Город прикрывают с флангов два форта: форт Баб-Азун, не сумевший его защитить, и форт Императора (Бордж-Мулай-Хасан), позволивший врагу овладеть им. Дальше раскинулись пригороды, которые, к счастью, мне не видны. Здания Морского ведомства образуют архитектурный ансамбль, оживленный яркими красками, и отражаются в нежно-голубых водах; признаюсь, я не упускаю ни одной достойной внимания детали изысканного силуэта. Как видишь, этой картине не занимать ни пространства, ни воздуха, ни света. Солнце разгуливает вокруг моей кельи, никогда не проникая внутрь: в моей обители всегда царит тень. Прямо передо мной неподвижное небо и голубой морской простор. Синий полусвет, льющийся с неба, равномерно растекается по белым стенам, по лепным украшениям и по полу, выстланному фаянсовыми плитами в цветочек. Не существует более укромного и в то же время более открытого места, наполненного звуками и одновременно столь мирного. Есть в этом убежище, равно располагающем к отдыху и к работе, какой-то бесстрастный покой и глубоко чарующая меня неспешность.

Я, можно сказать, владею двумя садами. Один из них, маленький, засажен розовыми кустами, апельсиновыми деревьями, карликовыми пальмами и другими деревьями; листва обеспечит мне тень на всю зиму и заставит, хотя бы из чувства благодарности, выучить их названия. В глубине сада находится конюшня. Целый выводок белых и сизых голубей устроился на конуре сторожевого пса. Вряд ли возможно чувствовать себя в большей мере хозяином. Второй мой сад, собственно говоря, лишь цветочная клумба, врезавшаяся клином в луг, чуть обновил свою зелень благодаря недавним дождям; на нем цветет дикая мальва. Весь день здесь пасется стадо коров, более тощих, чем животные Карела и Бергема. Они ощипывают траву, едва она успевает прорасти, и вылизывают бесплодную землю. Вид этих низкорослых животных с выступающими ребрами навевает воспоминания о тихих уголках Франции, и это в моем нынешнем состоянии духа скорее приятно. Порой на лугу рядом со стадом рогатых собратьев пасутся два-три черно-бурых запаршивевших верблюда в сопровождении странного длинношерстного ослика. Ослик ложится и засыпает. Горбатые животные, подобно дервишам, проводят долгие часы в философских раздумьях. Пастух — красивый молодой араб в белом одеянии, его шешия

сверкает среди кактусов, будто экзотический пурпурный цветок.

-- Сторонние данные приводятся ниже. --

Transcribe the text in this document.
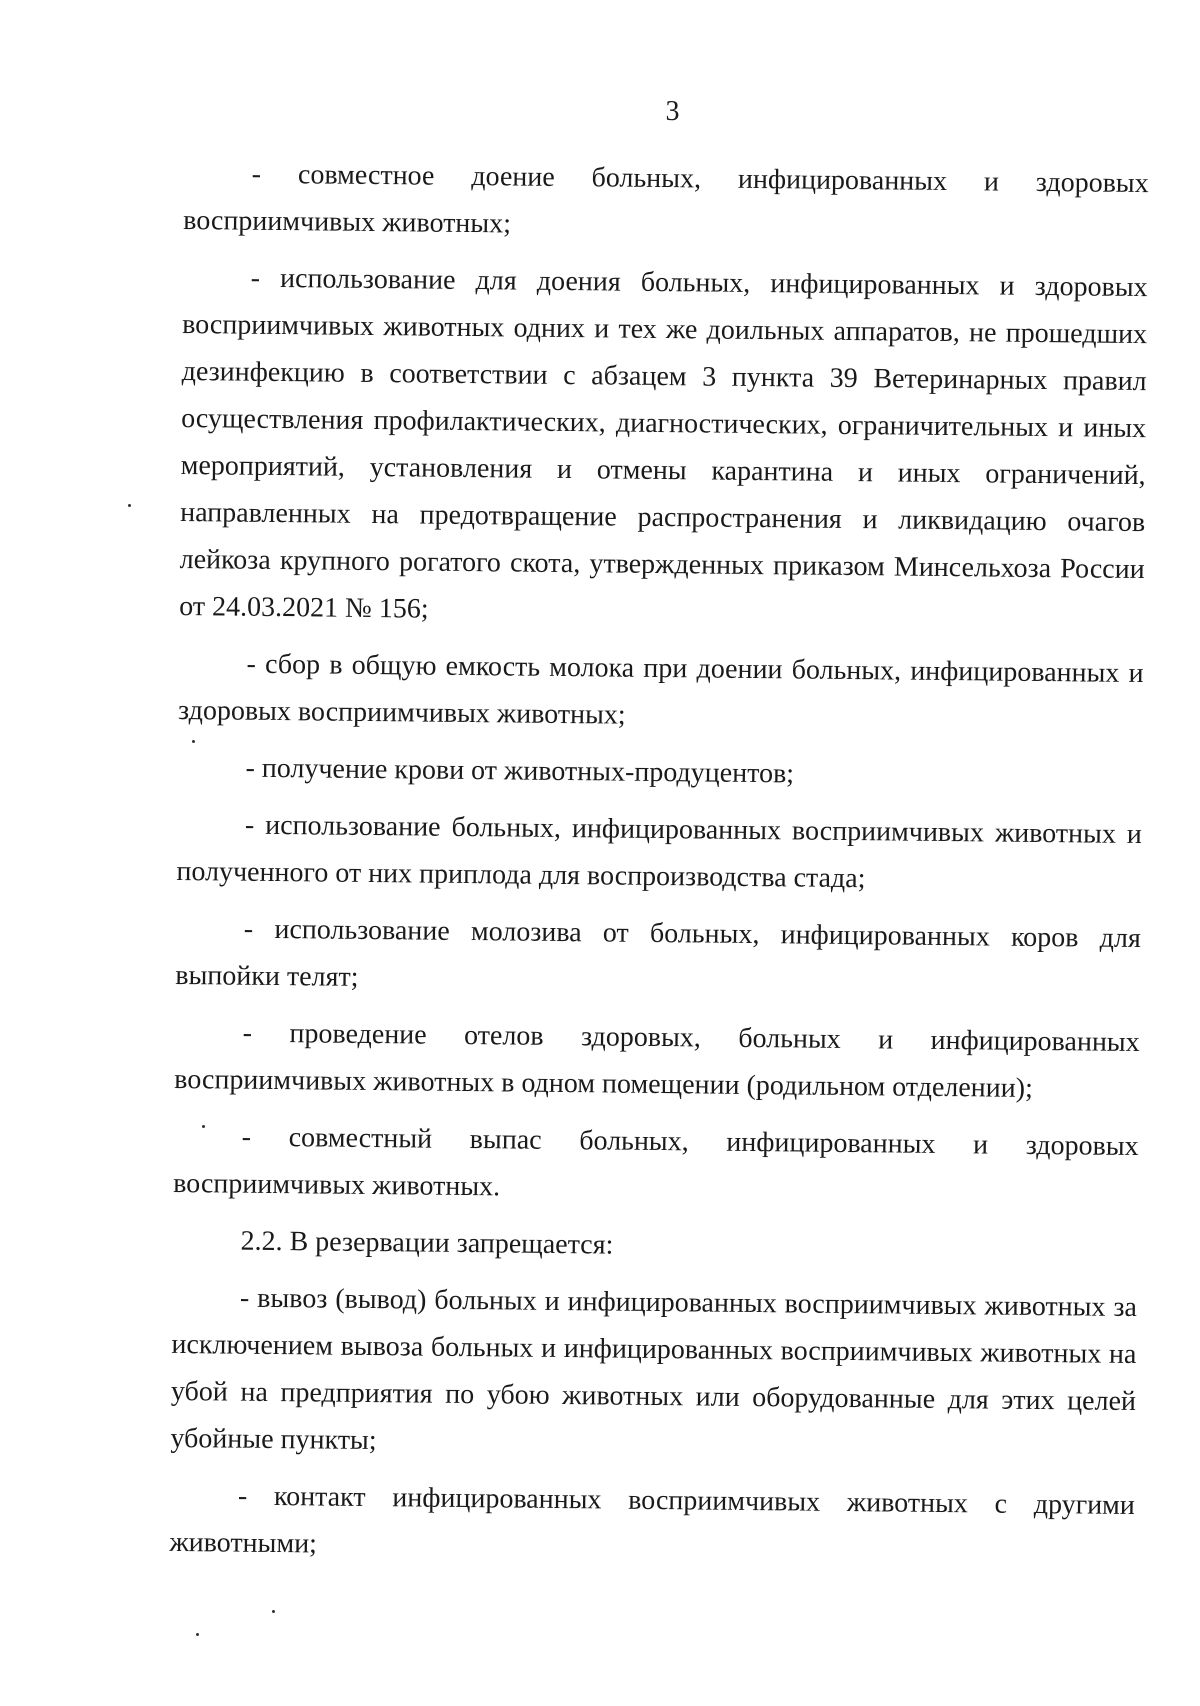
3

- совместное доение больных, инфицированных и здоровых восприимчивых животных;

- использование для доения больных, инфицированных и здоровых восприимчивых животных одних и тех же доильных аппаратов, не прошедших дезинфекцию в соответствии с абзацем 3 пункта 39 Ветеринарных правил осуществления профилактических, диагностических, ограничительных и иных мероприятий, установления и отмены карантина и иных ограничений, направленных на предотвращение распространения и ликвидацию очагов лейкоза крупного рогатого скота, утвержденных приказом Минсельхоза России от 24.03.2021 № 156;

- сбор в общую емкость молока при доении больных, инфицированных и здоровых восприимчивых животных;

- получение крови от животных-продуцентов;

- использование больных, инфицированных восприимчивых животных и полученного от них приплода для воспроизводства стада;

- использование молозива от больных, инфицированных коров для выпойки телят;

- проведение отелов здоровых, больных и инфицированных восприимчивых животных в одном помещении (родильном отделении);

- совместный выпас больных, инфицированных и здоровых восприимчивых животных.

2.2. В резервации запрещается:

- вывоз (вывод) больных и инфицированных восприимчивых животных за исключением вывоза больных и инфицированных восприимчивых животных на убой на предприятия по убою животных или оборудованные для этих целей убойные пункты;

- контакт инфицированных восприимчивых животных с другими животными;
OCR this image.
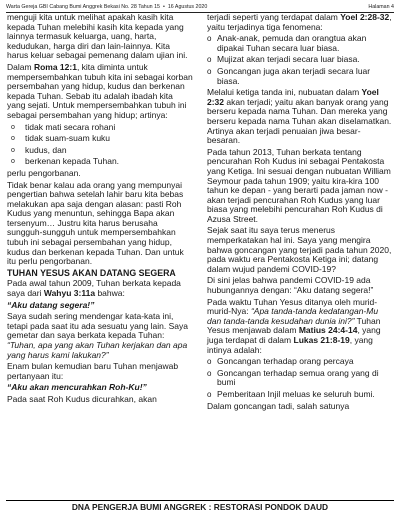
Warta Gereja GBI Cabang Bumi Anggrek Bekasi No. 28 Tahun 15 • 16 Agustus 2020	Halaman 4

menguji kita untuk melihat apakah kasih kita kepada Tuhan melebihi kasih kita kepada yang lainnya termasuk keluarga, uang, harta, kedudukan, harga diri dan lain-lainnya. Kita harus keluar sebagai pemenang dalam ujian ini.

Dalam Roma 12:1, kita diminta untuk mempersembahkan tubuh kita ini sebagai korban persembahan yang hidup, kudus dan berkenan kepada Tuhan. Sebab itu adalah ibadah kita yang sejati. Untuk mempersembahkan tubuh ini sebagai persembahan yang hidup; artinya:

o	tidak mati secara rohani
o	tidak suam-suam kuku
o	kudus, dan
o	berkenan kepada Tuhan.

perlu pengorbanan.

Tidak benar kalau ada orang yang mempunyai pengertian bahwa setelah lahir baru kita bebas melakukan apa saja dengan alasan: pasti Roh Kudus yang menuntun, sehingga Bapa akan tersenyum… Justru kita harus berusaha sungguh-sungguh untuk mempersembahkan tubuh ini sebagai persembahan yang hidup, kudus dan berkenan kepada Tuhan. Dan untuk itu perlu pengorbanan.

TUHAN YESUS AKAN DATANG SEGERA

Pada awal tahun 2009, Tuhan berkata kepada saya dari Wahyu 3:11a bahwa:

“Aku datang segera!”

Saya sudah sering mendengar kata-kata ini, tetapi pada saat itu ada sesuatu yang lain. Saya gemetar dan saya berkata kepada Tuhan: “Tuhan, apa yang akan Tuhan kerjakan dan apa yang harus kami lakukan?”

Enam bulan kemudian baru Tuhan menjawab pertanyaan itu:

“Aku akan mencurahkan Roh-Ku!”

Pada saat Roh Kudus dicurahkan, akan

terjadi seperti yang terdapat dalam Yoel 2:28-32, yaitu terjadinya tiga fenomena:

o Anak-anak, pemuda dan orangtua akan dipakai Tuhan secara luar biasa.
o Mujizat akan terjadi secara luar biasa.
o Goncangan juga akan terjadi secara luar biasa.

Melalui ketiga tanda ini, nubuatan dalam Yoel 2:32 akan terjadi; yaitu akan banyak orang yang berseru kepada nama Tuhan. Dan mereka yang berseru kepada nama Tuhan akan diselamatkan. Artinya akan terjadi penuaian jiwa besar-besaran.

Pada tahun 2013, Tuhan berkata tentang pencurahan Roh Kudus ini sebagai Pentakosta yang Ketiga. Ini sesuai dengan nubuatan William Seymour pada tahun 1909; yaitu kira-kira 100 tahun ke depan - yang berarti pada jaman now - akan terjadi pencurahan Roh Kudus yang luar biasa yang melebihi pencurahan Roh Kudus di Azusa Street.

Sejak saat itu saya terus menerus memperkatakan hal ini. Saya yang mengira bahwa goncangan yang terjadi pada tahun 2020, pada waktu era Pentakosta Ketiga ini; datang dalam wujud pandemi COVID-19?

Di sini jelas bahwa pandemi COVID-19 ada hubungannya dengan: “Aku datang segera!”

Pada waktu Tuhan Yesus ditanya oleh murid-murid-Nya: “Apa tanda-tanda kedatangan-Mu dan tanda-tanda kesudahan dunia ini?” Tuhan Yesus menjawab dalam Matius 24:4-14, yang juga terdapat di dalam Lukas 21:8-19, yang intinya adalah:

o Goncangan terhadap orang percaya
o Goncangan terhadap semua orang yang di bumi
o Pemberitaan Injil meluas ke seluruh bumi.

Dalam goncangan tadi, salah satunya

DNA PENGERJA BUMI ANGGREK : RESTORASI PONDOK DAUD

Окна моей спальни выходят на юг. Отсюда открывается вид на холмы, первая складка которых начинается уже в пятидесяти метрах от моей ограды. Склон сплошь порос деревьями; их листва окрашивает его но все более густой зеленый цвет по мере того, как год катится к концу. Кое-где виднеются несколько белесых стволов старых, позолоченных осенью, словно усыпанных цехинами, осин. Лишь миндаль уже потерял листву.

Небольшие домики в арабском стиле — во всей его завершенности и лилейной белизне — построены а этом раю давно умершими сластолюбцами. Очень мало окон, причудливые комнаты, спальни, о расположении которых можно лишь догадываться, круговые диваны и двери с решетчатыми створками — все это располагает к мечтаниям. Рассвет заливает таинственные сооружения прохладой и яркими отблесками. Воркование голубей на моем птичьем дворе придает музыкальное оформление приятной картине; временами белая чета с шумом пролетает перед окном, а ее тень добегает до самой кровати.